La chamade est un roulement de tambour militaire, et aussi une sonnerie de trompette. « C’est un ancien son du tambour ou de la trompette, que donne un ennemi pour signal qu’il a quelque proposition à faire au commandant, soit pour capituler, soit pour avoir permission de retirer des morts, faire une trêve. » (Furetière.) Un cœur qui bat la chamade est un cœur près de succomber au charme de l’adversaire, qui n’en peut plus… Un cœur qui se rend.
Remarquez que selon la définition optimiste de Furetière c’est toujours l’ennemi qui veut capituler !
Battre la breloque
C’est le cœur aussi qui souvent bat la breloque, médicalement parlant cette fois, ce qui n’est pas du meilleur augure pour son propriétaire.
Le mot est un peu incertain. À l’origine il paraît désigner des « curiosités de peu de prix, petits bijoux qu’on attache aux chaînes de montre » (Littré). Dans ce sens, qui est celui du XVIIe, le Bloch & Wartburg lui donne l’enchaînement suivant, oberlique, brelique, breluque, puis breloque par « croisement avec loque, qui désigne aussi un objet qui flotte au vent. »

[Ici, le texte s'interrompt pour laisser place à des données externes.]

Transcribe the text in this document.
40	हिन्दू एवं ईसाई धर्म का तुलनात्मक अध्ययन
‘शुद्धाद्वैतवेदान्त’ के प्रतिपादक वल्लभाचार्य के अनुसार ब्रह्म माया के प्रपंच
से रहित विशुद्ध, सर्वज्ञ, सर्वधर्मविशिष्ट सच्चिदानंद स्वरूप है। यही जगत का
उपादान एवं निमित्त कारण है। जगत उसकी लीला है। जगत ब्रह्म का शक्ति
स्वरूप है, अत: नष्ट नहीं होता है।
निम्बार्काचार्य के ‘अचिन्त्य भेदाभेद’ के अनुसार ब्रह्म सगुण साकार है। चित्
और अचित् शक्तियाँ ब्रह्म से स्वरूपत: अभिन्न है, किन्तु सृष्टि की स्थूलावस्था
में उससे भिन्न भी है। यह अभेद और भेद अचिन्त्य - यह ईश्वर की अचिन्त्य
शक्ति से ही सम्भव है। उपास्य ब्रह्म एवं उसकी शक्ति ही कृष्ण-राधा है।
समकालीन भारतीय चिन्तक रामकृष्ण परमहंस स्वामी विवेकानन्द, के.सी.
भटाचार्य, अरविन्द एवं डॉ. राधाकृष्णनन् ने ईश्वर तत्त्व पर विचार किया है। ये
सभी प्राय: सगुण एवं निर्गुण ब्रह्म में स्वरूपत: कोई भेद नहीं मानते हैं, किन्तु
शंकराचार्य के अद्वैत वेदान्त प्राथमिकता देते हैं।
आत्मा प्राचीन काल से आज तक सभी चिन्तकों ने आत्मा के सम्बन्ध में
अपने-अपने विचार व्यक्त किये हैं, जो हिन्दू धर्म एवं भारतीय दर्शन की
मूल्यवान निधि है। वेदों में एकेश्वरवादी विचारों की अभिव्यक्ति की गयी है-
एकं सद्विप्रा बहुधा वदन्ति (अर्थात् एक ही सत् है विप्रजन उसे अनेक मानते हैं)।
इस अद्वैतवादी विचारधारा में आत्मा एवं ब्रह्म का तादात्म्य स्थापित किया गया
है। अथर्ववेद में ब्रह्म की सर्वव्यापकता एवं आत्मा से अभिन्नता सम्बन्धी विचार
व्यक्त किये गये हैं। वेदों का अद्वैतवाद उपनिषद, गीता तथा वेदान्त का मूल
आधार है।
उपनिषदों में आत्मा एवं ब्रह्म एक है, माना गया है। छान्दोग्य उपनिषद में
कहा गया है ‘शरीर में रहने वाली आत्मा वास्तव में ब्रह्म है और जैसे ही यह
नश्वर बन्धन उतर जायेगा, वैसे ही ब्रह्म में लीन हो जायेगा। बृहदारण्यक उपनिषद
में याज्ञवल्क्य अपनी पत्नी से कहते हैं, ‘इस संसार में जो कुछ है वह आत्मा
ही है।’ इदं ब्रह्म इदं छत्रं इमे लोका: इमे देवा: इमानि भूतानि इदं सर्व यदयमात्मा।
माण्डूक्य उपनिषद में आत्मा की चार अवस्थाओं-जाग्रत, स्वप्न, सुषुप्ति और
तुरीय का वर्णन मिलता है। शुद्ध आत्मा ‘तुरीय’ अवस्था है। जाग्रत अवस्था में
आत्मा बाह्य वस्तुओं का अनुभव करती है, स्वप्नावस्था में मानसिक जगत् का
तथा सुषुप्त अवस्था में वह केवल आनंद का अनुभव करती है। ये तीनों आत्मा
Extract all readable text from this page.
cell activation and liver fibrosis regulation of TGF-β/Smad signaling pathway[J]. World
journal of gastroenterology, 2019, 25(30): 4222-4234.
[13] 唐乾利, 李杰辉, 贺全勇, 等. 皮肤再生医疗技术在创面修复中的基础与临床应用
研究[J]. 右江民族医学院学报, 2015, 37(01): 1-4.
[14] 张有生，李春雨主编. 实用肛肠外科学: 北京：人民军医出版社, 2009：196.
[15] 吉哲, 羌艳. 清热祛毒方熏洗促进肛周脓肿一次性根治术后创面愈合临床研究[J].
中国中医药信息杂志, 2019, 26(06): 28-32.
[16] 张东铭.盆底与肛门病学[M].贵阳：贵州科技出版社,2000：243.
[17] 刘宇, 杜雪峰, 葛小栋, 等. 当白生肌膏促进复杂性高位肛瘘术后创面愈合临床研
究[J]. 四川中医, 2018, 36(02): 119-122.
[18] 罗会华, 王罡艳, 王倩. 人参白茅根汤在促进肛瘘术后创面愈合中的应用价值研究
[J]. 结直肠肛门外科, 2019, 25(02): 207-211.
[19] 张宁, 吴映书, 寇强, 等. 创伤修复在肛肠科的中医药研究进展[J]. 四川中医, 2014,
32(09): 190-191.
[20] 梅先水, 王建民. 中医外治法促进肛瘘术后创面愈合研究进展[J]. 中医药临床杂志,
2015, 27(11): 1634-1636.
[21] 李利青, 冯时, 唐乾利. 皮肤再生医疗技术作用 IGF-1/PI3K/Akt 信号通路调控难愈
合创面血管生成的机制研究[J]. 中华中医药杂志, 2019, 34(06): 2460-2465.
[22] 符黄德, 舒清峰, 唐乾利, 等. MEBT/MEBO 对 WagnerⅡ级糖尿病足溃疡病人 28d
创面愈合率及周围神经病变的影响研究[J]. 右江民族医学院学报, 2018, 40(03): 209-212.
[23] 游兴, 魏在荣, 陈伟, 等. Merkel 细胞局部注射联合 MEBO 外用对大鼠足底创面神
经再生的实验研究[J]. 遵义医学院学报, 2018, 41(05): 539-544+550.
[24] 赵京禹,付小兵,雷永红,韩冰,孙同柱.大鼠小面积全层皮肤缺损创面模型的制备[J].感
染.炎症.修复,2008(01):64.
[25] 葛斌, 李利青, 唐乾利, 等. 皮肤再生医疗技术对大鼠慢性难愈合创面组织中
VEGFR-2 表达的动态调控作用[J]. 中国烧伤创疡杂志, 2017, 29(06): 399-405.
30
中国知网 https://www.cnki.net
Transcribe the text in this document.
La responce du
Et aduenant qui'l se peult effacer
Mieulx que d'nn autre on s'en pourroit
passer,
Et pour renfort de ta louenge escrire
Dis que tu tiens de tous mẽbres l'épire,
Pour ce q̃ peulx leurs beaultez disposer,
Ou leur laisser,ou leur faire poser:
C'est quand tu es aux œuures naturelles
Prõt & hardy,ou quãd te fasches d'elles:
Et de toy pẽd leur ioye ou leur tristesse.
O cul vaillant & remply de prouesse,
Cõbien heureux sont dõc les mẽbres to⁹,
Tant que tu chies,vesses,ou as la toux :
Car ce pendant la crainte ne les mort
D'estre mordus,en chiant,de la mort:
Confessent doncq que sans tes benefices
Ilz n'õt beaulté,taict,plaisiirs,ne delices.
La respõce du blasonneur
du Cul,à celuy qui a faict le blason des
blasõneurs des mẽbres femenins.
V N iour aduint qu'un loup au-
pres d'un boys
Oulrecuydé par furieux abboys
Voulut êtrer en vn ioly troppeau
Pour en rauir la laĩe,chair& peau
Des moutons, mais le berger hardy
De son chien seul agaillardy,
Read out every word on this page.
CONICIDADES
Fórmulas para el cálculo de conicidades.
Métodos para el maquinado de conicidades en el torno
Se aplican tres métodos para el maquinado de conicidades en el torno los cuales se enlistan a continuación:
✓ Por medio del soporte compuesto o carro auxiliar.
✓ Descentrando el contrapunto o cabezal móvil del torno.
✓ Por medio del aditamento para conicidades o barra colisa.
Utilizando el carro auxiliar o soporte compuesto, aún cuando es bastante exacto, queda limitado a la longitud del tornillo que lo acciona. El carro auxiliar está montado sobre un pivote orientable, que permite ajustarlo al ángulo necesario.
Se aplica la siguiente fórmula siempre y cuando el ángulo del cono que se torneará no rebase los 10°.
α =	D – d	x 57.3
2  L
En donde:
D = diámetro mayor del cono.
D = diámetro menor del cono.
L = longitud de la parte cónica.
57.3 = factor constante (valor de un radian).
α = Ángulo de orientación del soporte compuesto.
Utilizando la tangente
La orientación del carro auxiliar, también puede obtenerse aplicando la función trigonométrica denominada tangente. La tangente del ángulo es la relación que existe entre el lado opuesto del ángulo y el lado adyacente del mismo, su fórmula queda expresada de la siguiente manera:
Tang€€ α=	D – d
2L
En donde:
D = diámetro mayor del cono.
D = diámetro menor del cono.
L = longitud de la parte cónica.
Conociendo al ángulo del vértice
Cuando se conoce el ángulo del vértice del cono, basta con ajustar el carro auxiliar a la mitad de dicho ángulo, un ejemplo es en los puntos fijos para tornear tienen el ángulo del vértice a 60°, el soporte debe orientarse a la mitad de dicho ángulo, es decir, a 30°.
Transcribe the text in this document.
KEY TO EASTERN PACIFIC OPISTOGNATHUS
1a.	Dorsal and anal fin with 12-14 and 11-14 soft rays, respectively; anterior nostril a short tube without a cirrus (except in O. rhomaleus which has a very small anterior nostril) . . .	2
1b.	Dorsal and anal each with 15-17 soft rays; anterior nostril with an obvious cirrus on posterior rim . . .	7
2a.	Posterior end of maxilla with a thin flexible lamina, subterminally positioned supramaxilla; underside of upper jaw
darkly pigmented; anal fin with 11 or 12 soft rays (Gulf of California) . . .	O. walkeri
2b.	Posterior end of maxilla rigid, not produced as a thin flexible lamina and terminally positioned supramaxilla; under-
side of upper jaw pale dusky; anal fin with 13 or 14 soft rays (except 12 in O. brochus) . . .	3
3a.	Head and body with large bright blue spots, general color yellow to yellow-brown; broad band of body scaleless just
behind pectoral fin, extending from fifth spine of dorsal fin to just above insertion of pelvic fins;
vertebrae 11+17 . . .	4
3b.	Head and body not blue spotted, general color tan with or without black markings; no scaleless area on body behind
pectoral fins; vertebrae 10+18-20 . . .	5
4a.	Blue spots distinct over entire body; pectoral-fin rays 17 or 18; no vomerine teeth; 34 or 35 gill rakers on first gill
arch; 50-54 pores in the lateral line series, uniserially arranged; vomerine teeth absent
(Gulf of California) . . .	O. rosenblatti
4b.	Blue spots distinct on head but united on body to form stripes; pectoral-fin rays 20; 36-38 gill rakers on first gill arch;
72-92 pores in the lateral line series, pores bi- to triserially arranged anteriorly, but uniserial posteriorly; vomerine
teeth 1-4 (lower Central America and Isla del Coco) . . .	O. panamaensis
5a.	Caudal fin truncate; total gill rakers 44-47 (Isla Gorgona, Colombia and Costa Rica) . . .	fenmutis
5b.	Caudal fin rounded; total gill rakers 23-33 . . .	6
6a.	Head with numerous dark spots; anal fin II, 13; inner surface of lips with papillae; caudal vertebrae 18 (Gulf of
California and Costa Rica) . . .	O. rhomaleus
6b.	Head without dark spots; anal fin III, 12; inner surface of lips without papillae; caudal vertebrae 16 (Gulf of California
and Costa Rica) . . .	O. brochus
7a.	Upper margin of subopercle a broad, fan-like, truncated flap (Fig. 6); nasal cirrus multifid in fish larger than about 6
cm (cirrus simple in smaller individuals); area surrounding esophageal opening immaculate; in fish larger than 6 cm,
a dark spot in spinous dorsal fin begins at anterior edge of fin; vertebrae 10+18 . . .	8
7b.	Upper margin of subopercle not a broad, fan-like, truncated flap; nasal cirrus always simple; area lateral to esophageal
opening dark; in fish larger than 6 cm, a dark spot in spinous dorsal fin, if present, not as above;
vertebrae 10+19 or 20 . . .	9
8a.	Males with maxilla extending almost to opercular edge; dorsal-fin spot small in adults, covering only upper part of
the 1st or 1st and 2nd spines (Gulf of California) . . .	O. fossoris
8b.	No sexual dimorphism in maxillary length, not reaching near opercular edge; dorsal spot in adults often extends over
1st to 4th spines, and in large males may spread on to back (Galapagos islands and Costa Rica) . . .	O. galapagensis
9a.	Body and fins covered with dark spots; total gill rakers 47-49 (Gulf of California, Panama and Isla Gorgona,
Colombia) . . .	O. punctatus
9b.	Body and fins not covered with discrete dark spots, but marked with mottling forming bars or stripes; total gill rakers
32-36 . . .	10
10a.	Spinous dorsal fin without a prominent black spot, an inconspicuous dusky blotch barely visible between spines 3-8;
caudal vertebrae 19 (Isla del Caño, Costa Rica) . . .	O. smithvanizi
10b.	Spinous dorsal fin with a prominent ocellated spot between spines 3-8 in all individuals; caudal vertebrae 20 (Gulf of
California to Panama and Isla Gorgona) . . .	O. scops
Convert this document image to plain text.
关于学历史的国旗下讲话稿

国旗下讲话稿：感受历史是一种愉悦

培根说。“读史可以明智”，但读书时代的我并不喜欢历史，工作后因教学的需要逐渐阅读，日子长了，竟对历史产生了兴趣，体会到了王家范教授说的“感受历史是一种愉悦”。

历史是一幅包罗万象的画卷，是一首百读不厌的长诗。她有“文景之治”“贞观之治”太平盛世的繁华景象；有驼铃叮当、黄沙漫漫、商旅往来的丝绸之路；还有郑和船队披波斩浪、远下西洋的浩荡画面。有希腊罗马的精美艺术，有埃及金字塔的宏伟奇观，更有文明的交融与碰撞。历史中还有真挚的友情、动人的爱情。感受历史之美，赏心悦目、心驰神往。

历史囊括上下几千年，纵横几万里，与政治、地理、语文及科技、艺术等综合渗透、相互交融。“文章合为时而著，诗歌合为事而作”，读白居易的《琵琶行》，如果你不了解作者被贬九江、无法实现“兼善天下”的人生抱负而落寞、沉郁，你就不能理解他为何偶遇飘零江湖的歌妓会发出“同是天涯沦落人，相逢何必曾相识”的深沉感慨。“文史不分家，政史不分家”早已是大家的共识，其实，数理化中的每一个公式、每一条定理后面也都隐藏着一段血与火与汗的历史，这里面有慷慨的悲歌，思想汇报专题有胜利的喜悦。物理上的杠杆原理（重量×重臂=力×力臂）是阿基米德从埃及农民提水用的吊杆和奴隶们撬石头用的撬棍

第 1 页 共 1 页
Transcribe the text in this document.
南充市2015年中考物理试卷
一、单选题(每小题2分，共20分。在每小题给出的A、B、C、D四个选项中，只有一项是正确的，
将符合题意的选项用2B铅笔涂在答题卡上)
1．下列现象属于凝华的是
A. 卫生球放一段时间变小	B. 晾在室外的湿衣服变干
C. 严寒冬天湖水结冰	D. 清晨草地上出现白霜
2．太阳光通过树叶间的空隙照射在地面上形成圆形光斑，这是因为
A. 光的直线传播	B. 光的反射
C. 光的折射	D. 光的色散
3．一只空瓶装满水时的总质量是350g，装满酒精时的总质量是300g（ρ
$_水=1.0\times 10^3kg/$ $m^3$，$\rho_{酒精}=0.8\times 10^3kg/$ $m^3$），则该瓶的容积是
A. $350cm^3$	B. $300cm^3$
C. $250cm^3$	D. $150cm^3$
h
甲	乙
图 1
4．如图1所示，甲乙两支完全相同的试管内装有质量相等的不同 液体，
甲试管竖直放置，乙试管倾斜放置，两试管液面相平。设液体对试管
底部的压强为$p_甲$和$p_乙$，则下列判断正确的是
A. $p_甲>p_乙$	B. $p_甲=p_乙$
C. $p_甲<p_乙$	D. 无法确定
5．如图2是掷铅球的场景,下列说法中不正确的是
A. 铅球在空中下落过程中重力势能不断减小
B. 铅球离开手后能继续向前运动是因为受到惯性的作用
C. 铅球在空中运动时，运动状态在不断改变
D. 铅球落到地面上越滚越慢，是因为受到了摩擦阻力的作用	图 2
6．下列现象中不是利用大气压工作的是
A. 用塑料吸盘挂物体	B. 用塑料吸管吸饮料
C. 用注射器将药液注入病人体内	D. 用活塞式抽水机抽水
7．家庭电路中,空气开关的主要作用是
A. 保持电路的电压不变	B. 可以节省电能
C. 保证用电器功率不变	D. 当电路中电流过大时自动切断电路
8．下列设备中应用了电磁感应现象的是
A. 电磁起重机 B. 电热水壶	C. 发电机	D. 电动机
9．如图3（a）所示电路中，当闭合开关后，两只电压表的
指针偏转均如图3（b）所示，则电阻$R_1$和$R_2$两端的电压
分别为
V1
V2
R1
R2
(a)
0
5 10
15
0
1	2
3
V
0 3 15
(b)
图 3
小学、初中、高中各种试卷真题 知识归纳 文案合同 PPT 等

De ces mouvements désordonnés viendrait une batterie de tambour sur laquelle les lexicographes ne semblent pas tout à fait d’accord. Littré en fait un mot différent des breloques de montre et l’appelle berloque : « Batterie de tambour pour les repas, les distributions. » Robert conserve breloque et l’explique ainsi : « Sonnerie militaire pour faire rompre les rangs. » Selon M. Rat : « Battre la breloque, c’est, proprement, battre sur le tambour des coups rompus et saccadés, et, au figuré, parler sans suite, d’une façon incohérente et saccadée. » Il ajoute, dans un effort de conciliation louable : « On disait autrefois, plus communément, berloque, comme dans la langue militaire et dans celle des pompiers, qui donnaient, pendant la Première Guerre mondiale, à Paris, le signal de fin d’alerte en sonnant la berloque. »
Passer l’arme à gauche
Parlant des « briffetons », des jeunes recrues poussées au désespoir par la bêtise et l’humiliation de la vie de caserne, Le Père Peinard remarque en 1889 : « Pendant les manœuvres [ils] glisseront dans leur flingot une cartouche pleine et ajusteront un des galonnés ; ou bien dégoûtés tout à fait de la cochonne d’existence qu’ils mènent, ils passeront leur arme à gauche. » Ils se suicideront.